Monday, November 19, 2012

Updating the SILICA Virtual Machine

We have been asked a few times if the SILICA virtual machine can be updated. While this is mainly a general Ubuntu Linux question it can affect the usability of SILICA. Before getting into any details it is important to understand how the updating mechanism of Ubuntu works, more specifically how the updating process can affect the operational part of SILICA.

SILICA leverages Ubuntu 12.04 LTS 64bit and is supplied as a virtual machine.

The core operating system consists of a few components such as:
  • Applications
  • Kernel
  • Drivers
  • Firmware

A lot of sub-categorizing could be done in the above list but this simplified for the purpose of this post. The components we care about are the kernel, drivers and firmware. If any of those are updated this could result into an unexpected behavior of the software. Having said that a lot of users may wish to update their applications which is a big portion of the operating system and that includes packages such as the web-browser, editors and the X-environment.

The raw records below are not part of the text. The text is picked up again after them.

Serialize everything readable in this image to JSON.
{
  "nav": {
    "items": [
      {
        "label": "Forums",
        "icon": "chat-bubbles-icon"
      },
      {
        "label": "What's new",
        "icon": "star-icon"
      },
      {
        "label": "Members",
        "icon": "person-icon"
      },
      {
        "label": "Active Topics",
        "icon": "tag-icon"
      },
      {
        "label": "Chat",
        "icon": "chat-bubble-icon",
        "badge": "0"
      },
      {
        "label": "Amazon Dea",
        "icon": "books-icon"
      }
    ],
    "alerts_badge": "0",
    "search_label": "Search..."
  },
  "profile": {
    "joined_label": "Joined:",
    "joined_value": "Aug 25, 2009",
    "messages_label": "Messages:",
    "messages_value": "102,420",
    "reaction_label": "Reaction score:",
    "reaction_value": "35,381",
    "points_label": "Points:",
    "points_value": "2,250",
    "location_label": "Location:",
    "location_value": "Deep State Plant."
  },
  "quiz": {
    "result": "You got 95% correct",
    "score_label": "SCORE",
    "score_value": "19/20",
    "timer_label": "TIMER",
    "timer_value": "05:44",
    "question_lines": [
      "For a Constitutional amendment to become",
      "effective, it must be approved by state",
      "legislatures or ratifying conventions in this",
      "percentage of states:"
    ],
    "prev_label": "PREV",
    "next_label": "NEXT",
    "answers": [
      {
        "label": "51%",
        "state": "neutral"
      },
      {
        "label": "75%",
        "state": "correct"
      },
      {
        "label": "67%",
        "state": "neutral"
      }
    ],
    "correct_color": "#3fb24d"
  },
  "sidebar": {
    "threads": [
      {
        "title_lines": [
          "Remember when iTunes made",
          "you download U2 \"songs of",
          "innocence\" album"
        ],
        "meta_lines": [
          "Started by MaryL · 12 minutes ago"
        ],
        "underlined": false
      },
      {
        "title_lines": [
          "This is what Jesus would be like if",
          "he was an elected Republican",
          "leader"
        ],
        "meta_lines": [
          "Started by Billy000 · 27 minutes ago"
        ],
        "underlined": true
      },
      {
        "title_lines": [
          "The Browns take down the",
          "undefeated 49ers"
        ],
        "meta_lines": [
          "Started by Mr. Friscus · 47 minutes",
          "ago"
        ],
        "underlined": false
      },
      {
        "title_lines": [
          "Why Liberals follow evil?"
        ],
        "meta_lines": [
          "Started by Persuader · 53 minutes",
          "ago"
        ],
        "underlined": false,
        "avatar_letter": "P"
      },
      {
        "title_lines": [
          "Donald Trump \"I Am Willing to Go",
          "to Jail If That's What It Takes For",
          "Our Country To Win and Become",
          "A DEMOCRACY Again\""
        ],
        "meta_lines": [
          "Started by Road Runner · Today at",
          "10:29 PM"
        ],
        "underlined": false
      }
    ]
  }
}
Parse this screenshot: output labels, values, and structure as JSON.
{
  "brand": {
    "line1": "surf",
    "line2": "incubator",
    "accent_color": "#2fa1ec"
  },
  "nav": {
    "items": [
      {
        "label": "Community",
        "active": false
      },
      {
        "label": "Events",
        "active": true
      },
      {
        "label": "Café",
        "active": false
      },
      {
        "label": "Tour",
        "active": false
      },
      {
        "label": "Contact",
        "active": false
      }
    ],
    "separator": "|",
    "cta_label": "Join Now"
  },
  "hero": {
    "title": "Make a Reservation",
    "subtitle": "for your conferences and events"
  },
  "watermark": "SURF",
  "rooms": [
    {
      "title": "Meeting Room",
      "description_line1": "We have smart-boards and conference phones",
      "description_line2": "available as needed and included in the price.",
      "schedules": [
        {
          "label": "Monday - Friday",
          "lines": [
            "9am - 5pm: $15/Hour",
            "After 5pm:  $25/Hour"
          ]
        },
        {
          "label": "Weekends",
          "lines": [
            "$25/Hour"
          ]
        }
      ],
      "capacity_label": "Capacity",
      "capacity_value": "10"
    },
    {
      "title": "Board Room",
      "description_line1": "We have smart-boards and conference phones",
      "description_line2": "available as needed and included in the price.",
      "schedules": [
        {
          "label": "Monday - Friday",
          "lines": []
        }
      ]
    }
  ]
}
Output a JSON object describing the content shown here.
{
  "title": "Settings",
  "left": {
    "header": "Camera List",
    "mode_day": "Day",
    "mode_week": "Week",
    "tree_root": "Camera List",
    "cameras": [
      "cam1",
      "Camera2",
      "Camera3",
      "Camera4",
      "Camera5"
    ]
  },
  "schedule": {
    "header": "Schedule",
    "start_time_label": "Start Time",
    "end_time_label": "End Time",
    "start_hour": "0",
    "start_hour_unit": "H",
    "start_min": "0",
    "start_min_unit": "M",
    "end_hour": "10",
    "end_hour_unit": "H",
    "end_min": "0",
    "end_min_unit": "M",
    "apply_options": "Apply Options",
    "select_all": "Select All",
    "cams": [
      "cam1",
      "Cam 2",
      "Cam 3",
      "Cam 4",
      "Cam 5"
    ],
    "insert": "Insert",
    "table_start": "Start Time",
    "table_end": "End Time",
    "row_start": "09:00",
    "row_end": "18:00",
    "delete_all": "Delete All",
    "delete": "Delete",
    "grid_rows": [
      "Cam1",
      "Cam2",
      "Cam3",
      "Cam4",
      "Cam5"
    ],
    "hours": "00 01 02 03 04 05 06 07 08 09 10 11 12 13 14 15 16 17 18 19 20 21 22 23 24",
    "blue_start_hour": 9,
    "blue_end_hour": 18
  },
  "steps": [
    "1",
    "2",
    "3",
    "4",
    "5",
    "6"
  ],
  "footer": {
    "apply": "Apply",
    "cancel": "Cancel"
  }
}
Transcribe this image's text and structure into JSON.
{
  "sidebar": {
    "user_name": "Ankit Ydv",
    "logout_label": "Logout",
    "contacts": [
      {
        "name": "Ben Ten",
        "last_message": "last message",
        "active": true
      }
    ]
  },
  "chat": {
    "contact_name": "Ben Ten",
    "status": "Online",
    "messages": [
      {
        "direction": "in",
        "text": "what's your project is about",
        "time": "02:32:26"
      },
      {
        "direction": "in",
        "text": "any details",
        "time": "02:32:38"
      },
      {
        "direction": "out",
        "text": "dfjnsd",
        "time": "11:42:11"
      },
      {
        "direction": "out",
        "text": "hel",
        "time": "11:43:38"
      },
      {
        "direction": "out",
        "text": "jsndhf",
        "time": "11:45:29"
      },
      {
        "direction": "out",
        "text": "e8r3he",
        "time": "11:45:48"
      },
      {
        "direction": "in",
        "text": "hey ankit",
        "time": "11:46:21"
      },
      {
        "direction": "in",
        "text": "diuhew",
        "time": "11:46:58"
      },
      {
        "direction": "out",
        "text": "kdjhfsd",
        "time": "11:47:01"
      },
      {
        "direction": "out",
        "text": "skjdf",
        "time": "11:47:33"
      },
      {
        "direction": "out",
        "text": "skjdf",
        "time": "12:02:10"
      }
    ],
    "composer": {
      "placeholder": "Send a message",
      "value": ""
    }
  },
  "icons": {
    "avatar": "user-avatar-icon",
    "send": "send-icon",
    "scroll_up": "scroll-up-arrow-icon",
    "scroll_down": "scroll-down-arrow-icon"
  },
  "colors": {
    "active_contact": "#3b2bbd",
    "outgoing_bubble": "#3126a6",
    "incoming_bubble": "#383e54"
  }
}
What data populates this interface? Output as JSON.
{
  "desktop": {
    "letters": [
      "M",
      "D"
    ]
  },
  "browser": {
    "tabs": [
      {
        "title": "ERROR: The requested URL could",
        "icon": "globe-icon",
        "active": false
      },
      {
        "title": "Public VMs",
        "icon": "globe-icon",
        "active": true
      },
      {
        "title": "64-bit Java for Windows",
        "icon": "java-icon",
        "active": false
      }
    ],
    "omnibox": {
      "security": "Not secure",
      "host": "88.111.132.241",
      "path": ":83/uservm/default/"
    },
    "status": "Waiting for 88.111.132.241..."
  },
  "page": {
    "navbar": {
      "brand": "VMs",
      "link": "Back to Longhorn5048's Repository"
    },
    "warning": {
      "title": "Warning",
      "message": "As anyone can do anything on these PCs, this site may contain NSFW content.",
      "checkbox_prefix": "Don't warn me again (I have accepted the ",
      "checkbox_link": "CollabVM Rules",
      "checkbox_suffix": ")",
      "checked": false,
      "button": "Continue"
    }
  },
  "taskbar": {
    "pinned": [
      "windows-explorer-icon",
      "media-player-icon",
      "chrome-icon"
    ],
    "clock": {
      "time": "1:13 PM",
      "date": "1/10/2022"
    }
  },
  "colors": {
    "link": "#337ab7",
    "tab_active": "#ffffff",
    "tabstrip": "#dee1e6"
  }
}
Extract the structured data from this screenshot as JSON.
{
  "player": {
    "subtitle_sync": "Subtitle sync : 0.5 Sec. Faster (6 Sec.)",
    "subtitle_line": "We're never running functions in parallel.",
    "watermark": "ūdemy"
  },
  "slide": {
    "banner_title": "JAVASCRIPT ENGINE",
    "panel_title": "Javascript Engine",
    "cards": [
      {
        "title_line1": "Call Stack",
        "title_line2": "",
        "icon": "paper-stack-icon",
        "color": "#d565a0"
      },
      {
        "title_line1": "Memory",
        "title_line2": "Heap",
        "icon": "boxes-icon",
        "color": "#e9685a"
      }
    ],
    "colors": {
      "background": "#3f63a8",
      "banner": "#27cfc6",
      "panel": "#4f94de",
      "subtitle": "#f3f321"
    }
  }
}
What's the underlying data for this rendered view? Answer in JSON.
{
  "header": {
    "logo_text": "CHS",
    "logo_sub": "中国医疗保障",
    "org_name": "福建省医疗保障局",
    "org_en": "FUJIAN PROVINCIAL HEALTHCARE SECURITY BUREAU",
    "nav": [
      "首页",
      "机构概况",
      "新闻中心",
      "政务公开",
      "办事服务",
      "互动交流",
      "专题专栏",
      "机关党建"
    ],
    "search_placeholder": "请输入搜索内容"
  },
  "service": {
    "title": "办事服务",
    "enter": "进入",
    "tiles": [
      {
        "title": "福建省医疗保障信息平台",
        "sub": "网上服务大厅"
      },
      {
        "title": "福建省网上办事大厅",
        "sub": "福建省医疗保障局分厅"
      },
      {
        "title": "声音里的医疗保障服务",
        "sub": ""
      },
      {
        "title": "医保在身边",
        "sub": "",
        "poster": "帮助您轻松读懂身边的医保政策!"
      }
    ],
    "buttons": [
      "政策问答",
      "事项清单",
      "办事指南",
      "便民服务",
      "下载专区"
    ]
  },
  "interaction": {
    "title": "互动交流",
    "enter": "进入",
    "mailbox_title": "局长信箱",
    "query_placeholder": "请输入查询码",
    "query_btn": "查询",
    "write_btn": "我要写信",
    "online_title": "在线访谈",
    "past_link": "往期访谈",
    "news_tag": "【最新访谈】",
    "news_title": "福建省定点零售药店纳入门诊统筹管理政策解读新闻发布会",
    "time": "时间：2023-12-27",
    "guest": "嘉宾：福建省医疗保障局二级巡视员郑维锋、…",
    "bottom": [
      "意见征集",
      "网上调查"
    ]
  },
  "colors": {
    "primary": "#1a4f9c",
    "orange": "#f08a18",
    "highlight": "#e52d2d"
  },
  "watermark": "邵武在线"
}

Before explaining how a user may want to proceed into updating the operating system, I would like to mention that it is a good idea at this point to use the snapshot feature of VMware. This will keep a good state of the virtual machine and you will allow reverting back to the original easy, if something goes wrong. In free versions of VMware such as player this feature may not be available so you can just copy the entire virtual machine in a separate folder in your drive as a backup.

Since we have a safe way to recover our original image it is now safe to go ahead and explain how one may want to update the operating system. As mentioned above some of the packages which are of importance are the firmware, kernel and drivers. In this case we will utilize an Ubuntu tool called apt-mark which will help us prevent accidental updates of the system.

In particular we can issue the command:

apt-mark hold linux-firmware

This will mark the package linux-firmware as hold which means it will not be updated in the next system upgrade. This package may have other dependencies so this may prevent other packages of being updated, the good news is that you do not have to worry about this since Ubuntu handles it for you.

Next we need to verify that the command succeeded by executing:

dpkg --get-selections linux-firmware

That should return something like 'hold' next to the package name, which means it has successfully completed. A similar process should be followed for the rest of the packages such as the kernel files, the drivers and any other packages the user wishes to preserve. Using dpkg -l |grep 'package-name' may help identify anything of interest. For example finding the kernel package the user can issue: dpkg -l |grep -i kernel and that will return a list of kernel packages that can be preserved. One does not have to mark them all as hold. Ubuntu will protect the rest of the packages because of the dependency checking mechanism.

Finally performing a system upgrade is as simple as running apt-get upgrade. The user can also specifically update a package such as a web browser using apt-get install package-name.

The reason we do not update the kernel, driver and firmware is beyond the scope of this post but I will be glad to get into more details if someone is interested.